Dagga Party faces chop from official listComment on this story
Cape Town - The future of the Dagga Party might go up in a puff of smoke along with 57 other parties that face the cut from the official list of registered political parties next month.
The Independent Electoral Commission (IEC) told these political parties, including 19 from the Western Cape, they had until mid-August to prove they were still active and avoid deregistration.
In the Western Cape the number of parties may halve from 36 parties registered provincially to 17.
IEC spokeswoman Kate Bapela said they had sent notices in November to political parties not represented in municipalities, provincial legislatures or in Parliament, to renew their registration.
She said parties not represented were required by law to notify the IEC of their continued existence.

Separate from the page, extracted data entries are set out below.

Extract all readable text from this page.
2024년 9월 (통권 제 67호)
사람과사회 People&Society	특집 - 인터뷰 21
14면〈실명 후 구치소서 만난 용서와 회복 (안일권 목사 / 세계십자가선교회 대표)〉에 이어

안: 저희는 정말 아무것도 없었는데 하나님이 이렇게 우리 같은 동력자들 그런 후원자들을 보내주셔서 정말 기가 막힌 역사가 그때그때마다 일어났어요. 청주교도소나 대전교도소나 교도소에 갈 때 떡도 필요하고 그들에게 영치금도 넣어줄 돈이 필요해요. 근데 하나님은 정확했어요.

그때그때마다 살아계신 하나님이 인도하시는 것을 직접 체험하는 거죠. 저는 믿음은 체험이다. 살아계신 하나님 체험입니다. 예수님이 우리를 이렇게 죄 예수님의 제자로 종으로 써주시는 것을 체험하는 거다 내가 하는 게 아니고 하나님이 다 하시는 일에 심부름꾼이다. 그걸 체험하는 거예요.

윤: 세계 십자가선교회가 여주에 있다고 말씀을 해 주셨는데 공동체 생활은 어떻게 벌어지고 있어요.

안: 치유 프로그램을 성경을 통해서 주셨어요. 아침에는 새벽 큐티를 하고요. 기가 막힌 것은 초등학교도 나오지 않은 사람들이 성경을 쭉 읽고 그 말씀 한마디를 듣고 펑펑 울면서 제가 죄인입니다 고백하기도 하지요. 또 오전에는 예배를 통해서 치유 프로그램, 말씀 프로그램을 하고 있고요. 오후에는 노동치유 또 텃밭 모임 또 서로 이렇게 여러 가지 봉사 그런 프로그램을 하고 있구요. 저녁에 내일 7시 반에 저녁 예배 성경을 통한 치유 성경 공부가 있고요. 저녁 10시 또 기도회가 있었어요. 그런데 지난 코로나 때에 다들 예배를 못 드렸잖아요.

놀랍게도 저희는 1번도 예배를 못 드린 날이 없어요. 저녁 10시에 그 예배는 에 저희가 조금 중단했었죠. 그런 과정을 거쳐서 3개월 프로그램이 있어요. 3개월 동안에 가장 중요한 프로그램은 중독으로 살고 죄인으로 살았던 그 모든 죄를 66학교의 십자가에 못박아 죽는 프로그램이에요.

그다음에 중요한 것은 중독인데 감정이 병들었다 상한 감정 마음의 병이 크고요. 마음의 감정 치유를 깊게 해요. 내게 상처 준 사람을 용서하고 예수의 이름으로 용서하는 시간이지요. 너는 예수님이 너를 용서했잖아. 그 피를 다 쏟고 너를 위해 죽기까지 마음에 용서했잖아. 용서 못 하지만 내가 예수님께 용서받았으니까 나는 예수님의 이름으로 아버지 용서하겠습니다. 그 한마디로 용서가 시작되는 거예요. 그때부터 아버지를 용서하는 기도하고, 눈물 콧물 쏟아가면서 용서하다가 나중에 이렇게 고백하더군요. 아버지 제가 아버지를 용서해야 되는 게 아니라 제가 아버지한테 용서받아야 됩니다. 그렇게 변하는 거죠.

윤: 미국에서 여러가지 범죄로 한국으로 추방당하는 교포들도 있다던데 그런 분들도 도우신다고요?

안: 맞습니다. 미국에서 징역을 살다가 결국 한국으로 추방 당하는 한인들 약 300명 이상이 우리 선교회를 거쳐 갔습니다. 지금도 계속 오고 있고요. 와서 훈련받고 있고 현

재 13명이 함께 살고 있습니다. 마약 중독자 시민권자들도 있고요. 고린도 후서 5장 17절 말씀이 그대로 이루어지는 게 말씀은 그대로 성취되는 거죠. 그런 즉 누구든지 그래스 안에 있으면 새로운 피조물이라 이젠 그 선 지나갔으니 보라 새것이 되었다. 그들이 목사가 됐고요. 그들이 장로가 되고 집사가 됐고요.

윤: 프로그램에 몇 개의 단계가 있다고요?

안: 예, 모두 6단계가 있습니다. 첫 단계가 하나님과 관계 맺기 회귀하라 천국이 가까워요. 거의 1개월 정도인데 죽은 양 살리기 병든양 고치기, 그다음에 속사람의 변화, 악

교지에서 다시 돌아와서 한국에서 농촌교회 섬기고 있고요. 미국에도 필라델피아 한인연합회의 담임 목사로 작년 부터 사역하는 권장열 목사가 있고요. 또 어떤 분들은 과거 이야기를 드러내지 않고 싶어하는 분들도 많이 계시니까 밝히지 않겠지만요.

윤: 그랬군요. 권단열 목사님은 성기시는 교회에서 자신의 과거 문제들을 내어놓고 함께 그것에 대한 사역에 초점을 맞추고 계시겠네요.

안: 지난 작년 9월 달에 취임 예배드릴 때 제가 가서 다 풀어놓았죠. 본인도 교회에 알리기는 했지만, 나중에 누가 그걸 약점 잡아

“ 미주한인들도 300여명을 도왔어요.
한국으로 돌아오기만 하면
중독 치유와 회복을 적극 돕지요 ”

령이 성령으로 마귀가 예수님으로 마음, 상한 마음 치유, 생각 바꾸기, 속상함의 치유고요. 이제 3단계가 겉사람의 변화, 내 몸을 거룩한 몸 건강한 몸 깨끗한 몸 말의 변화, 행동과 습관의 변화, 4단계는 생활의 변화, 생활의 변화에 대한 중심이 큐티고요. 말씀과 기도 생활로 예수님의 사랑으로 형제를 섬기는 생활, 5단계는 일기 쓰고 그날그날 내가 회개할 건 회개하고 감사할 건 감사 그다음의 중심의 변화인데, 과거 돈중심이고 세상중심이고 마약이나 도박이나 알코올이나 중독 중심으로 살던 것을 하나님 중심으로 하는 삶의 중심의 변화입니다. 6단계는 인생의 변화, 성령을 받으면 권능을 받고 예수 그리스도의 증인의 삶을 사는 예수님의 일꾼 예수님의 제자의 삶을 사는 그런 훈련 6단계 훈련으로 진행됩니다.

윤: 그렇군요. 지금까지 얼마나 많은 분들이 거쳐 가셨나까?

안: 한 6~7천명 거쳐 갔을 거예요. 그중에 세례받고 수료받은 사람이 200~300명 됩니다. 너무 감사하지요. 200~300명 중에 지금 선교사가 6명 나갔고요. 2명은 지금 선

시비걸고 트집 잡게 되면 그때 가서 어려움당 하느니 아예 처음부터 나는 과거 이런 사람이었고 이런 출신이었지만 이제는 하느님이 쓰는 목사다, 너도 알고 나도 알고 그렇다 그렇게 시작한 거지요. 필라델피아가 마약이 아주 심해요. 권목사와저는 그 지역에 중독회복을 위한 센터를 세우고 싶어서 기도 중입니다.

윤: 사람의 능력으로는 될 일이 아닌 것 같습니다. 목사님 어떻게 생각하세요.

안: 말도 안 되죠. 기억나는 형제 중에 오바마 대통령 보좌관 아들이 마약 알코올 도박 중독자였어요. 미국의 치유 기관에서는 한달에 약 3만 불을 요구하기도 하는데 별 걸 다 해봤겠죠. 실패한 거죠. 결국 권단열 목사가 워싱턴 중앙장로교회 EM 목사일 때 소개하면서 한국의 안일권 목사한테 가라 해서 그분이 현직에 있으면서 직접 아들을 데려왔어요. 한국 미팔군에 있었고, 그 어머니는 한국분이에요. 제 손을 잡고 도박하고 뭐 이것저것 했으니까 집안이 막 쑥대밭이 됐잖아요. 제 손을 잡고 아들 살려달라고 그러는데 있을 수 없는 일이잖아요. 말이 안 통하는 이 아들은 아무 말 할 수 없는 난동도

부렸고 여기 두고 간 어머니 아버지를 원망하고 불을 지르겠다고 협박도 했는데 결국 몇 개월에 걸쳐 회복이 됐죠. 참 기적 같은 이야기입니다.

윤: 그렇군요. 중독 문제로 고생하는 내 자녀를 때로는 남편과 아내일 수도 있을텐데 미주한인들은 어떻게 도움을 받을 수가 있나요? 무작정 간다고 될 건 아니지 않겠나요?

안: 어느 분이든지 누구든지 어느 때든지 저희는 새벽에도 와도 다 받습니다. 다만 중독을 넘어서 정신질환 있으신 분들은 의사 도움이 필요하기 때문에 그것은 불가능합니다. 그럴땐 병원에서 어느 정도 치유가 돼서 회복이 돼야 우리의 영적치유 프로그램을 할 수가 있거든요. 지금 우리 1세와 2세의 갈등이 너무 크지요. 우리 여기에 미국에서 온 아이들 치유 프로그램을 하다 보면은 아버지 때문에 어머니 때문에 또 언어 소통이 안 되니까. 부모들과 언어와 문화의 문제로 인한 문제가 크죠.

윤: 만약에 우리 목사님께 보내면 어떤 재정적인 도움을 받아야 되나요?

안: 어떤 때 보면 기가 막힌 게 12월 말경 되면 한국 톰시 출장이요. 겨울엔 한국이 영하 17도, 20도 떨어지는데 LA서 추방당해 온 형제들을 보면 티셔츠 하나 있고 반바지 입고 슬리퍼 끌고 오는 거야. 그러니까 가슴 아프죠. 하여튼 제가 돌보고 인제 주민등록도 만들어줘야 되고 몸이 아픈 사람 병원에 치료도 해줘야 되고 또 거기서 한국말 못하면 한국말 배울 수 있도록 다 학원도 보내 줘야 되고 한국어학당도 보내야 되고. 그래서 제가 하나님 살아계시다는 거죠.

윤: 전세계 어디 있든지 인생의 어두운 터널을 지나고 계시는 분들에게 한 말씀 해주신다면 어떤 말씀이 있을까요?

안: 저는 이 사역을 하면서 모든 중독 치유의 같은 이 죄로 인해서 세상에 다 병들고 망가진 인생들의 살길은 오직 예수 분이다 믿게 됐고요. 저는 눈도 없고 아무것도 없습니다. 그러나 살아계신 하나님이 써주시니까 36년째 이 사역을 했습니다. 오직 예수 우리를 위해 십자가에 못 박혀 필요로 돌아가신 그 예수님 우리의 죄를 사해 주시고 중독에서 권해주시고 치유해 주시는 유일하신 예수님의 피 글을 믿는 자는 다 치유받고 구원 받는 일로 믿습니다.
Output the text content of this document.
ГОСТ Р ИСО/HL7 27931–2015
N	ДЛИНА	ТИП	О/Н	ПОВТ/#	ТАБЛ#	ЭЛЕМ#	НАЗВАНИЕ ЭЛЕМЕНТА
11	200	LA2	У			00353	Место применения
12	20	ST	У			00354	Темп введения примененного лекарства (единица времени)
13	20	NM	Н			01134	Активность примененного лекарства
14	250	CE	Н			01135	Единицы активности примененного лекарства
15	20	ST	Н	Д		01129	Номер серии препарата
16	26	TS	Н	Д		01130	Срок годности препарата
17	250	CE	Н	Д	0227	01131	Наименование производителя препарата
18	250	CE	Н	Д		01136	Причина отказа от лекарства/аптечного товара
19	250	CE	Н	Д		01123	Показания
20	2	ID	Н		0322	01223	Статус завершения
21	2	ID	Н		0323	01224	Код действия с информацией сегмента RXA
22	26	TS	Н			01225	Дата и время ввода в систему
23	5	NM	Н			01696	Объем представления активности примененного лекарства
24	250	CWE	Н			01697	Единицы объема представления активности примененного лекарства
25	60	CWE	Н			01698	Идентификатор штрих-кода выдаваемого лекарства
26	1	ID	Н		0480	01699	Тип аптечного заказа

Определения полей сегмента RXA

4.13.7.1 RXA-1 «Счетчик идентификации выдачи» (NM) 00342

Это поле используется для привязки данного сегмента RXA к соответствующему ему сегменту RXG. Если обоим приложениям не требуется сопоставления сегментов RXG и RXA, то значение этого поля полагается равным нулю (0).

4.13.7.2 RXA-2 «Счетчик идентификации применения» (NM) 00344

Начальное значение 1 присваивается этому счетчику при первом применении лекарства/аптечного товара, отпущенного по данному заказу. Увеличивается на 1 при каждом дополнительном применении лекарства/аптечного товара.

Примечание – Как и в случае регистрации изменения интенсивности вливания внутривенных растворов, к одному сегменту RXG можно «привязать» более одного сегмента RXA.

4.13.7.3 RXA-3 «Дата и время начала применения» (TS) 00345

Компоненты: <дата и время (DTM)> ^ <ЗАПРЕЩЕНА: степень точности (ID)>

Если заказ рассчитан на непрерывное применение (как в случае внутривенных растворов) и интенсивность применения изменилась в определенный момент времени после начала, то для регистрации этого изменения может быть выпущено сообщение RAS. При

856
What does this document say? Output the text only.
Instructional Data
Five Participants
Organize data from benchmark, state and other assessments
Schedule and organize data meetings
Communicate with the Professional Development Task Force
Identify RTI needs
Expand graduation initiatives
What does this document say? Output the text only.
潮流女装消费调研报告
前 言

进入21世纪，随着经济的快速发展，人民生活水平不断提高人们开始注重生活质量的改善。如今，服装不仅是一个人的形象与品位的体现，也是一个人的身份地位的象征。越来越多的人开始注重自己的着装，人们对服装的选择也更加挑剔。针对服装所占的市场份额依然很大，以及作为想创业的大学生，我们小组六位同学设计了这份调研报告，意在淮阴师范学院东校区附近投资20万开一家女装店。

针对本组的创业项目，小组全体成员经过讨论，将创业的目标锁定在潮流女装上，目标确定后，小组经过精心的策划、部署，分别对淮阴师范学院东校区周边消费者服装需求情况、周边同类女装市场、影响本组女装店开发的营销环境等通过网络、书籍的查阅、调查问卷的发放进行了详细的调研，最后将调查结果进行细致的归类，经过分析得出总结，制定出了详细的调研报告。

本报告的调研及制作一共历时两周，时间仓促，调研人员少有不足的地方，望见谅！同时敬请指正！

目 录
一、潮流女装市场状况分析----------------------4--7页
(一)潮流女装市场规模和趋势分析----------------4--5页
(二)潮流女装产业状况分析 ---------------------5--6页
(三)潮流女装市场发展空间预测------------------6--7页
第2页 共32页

Currently 224 parties are registered with the IEC, of which 139 parties are registered nationally.
Six of the Western Cape parties facing the chop had contested provincial and national elections, while 13 had participated only in the local government elections.
Bapela said that the list of parties was not static and new parties continued to register.
She said parties that wanted to contest the 2014 elections had to be on the registered party list, submit candidates’ lists and pay a deposit.
Dagga Party leader Jeremy Acton said his party was hoping to contest the national elections next year.
Its main objective is to legalise the use of dagga.
The party contested the 2011 local government elections but only in the Langeberg Municipality, where it failed to secure a seat.
Acton said he wanted to register his party on the national list now but added he was struggling to collect the 500 required signatures from registered voters.
He moved from Montagu to Cape Town in December but said he still faced a police investigation for possession of drugs.
Four charges of possessing drugs were withdrawn against him in Robertson Magistrate’s Court in November.
Acton said that he had smoked dagga for the past 23 years.
“I use to smoke eight joints a day, but I am too busy now and only smoke three, maybe four, a day,” he said.
He said he would have enough signatures in time for next year’s elections.